Vous terminez un séjour privé en France, mais vous avez rencontré plusieurs personnalités à cette occasion. Où en sont les relations entre Kinshasa et Paris ?
Les relations sont très bonnes. Nous étions victimes de la désinformation, j’ai noté un regain d’intérêt pour mon pays. Je dois dire que les relations sont au beau fixe.

Voulez-vous dire que les relations sont meilleures que du temps de François Hollande ?
Le sentiment que j’ai est que les relations sont en train de s’améliorer depuis un certain temps. Donc nous sommes satisfaits de cette évolution positive.

Elles s’améliorent depuis l’arrivée d’Emmanuel Macron ?

Oui. C’est le cas de le dire. Entre le président Macron et le président Kabila, il y a un courant qui passe. Nous avons des échanges. Nous essayons d’arriver à nous comprendre et à améliorer nos relations.

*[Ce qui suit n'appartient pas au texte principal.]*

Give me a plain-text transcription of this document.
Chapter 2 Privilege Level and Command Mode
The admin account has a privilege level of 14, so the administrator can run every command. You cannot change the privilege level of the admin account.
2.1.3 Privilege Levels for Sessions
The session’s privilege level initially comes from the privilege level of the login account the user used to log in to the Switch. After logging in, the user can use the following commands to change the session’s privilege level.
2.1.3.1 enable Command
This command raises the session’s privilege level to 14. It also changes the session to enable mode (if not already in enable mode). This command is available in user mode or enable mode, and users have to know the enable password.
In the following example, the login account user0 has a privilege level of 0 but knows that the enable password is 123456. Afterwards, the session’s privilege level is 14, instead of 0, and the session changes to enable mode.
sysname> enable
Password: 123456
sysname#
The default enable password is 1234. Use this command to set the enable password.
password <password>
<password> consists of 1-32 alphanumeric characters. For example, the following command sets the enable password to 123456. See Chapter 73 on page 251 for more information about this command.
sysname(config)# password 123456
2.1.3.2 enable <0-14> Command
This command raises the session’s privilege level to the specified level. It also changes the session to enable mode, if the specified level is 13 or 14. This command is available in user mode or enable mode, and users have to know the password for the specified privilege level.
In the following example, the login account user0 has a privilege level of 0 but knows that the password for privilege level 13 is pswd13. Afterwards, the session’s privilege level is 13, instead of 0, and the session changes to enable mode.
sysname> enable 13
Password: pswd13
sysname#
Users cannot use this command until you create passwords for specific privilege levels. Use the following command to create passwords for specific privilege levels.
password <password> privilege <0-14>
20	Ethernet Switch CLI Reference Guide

Et donc nous avons l’impression que les choses sont en train d’évoluer dans la bonne direction.

Qu’est-ce qui change avec Emmanuel Macron par rapport à François Hollande ?
Il y a de la compréhension de part et d’autre et ça facilite les choses entre Paris et Kinshasa.

Vous sentiez une hostilité de la part de François Hollande ?
C’était un autre contexte où il y avait beaucoup de choses qui avaient été dites. Mais maintenant, avec l’arrivée d’Emmanuel Macron, on a l’impression qu’on part du bon pied et avec la compréhension et on cherche à construire une bonne relation entre la France et la RDC.